Elephant Seals Return to State Parks on California Coast
If you have not seen this annual ritual, you have missed one of the truly magnificent events of the animal world that is comparable to some of the more famous animal migrations found throughout the world.
And here is the truly great thing about this wonder of nature. It is within the backyard of California, so-to-speak, just hours away from where ever your home is located We are talking about the fall return of the Northern Elephant Seals to the Coastline of California. That return happens mainly at two major locations at two different California State Parks. One is located at Año Nuevo State Park along the San Mateo Coast south of San Francisco. The other is Hearst-San Simeon State Park and the elephant seal vista point located about 5 miles north of Hearst Castle along the coast of San Luis Obispo County. Go to either park between mid-November through mid-January and you will be startled, impressed, excited and hungry for information about this remarkable annual occurrence unfolding before you. About now, the dominant bull elephant seals are returning, displacing the sub adult males who have been on the beach for weeks practicing their gladiator skills in hopes of competing against those giant bulls for the affection of the females. But, there is no contest. It is a battle where the sub adults see the 5,000 pound size of the mature adults and retire to another beach in short order. Then, the giant bulls begin the fight for the right to carve out their harem of females and begin the mating ritual.
So is this a small-time show on the beach? No, consider this. At San Simeon State Beach they are expecting about 18,000 elephant seals to crowd the four mile stretch of beach. Año Nuevo will likewise get thousands of seals. And it will not be a quiet visit to the beach by these giants of the ocean deep. It will be loud chorus of bellowing and grunting seals locked in battle that is deadly serious. It will be a chaotic scene of thousands of bulls pairing off and all fighting at once, most of the day, with only the lesser males giving ground to the monsters of the beach.

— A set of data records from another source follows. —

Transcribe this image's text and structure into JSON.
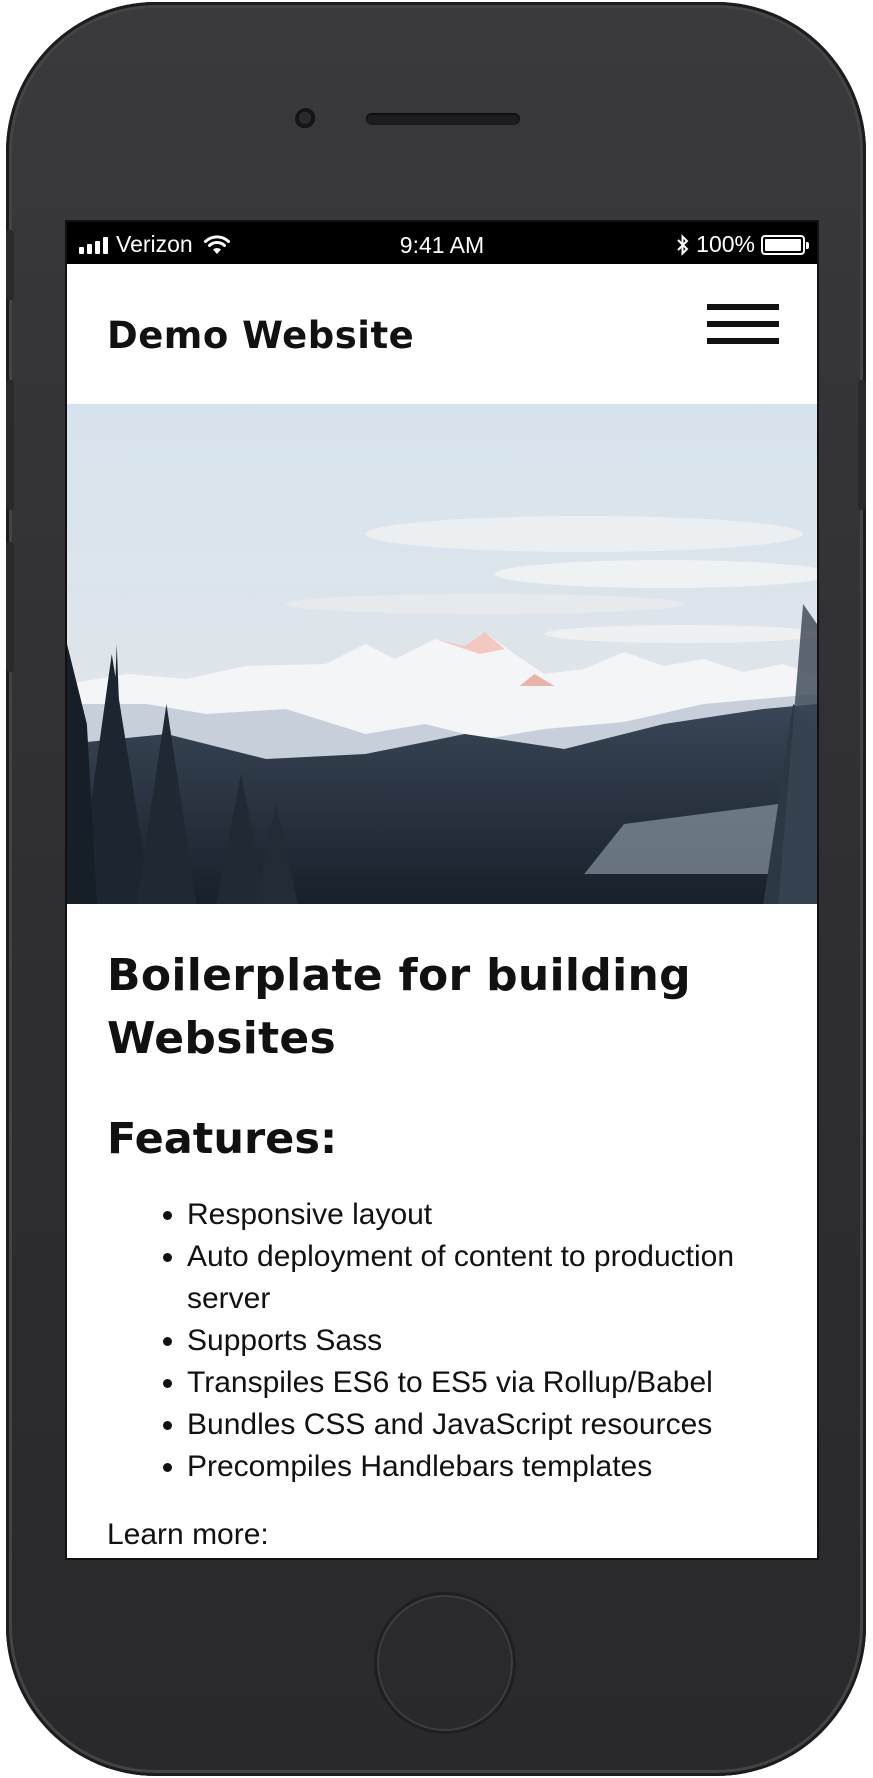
{
  "status_bar": {
    "carrier": "Verizon",
    "time": "9:41 AM",
    "battery_percent": "100%",
    "signal_icon": "signal-bars-icon",
    "wifi_icon": "wifi-icon",
    "bluetooth_icon": "bluetooth-icon",
    "battery_icon": "battery-icon",
    "battery_level": 1.0
  },
  "header": {
    "title": "Demo Website",
    "menu_icon": "hamburger-menu-icon"
  },
  "hero": {
    "image": "snowy-mountain-range"
  },
  "main": {
    "heading": "Boilerplate for building Websites",
    "features_heading": "Features:",
    "features": [
      "Responsive layout",
      "Auto deployment of content to production server",
      "Supports Sass",
      "Transpiles ES6 to ES5 via Rollup/Babel",
      "Bundles CSS and JavaScript resources",
      "Precompiles Handlebars templates"
    ],
    "learn_more": "Learn more:"
  },
  "colors": {
    "phone_body": "#2f2f31",
    "status_bar_bg": "#000000",
    "page_bg": "#ffffff",
    "text": "#111111"
  }
}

When should you go see this spectacle of nature? See below:
• November: Sub adult males haul out on the beach. Mature males begin arriving at the end of the month.
• December: Bulls continue to return. Females arrive. The first birth is usually mid-month.
• January: Females continue to arrive. Peak of births is usually the last half of the month.
• February: Births continue. The peak of the mating is around Valentine’s Day. More females begin leaving.
• March: Last adults leave. Weaned pups teach themselves how to swim.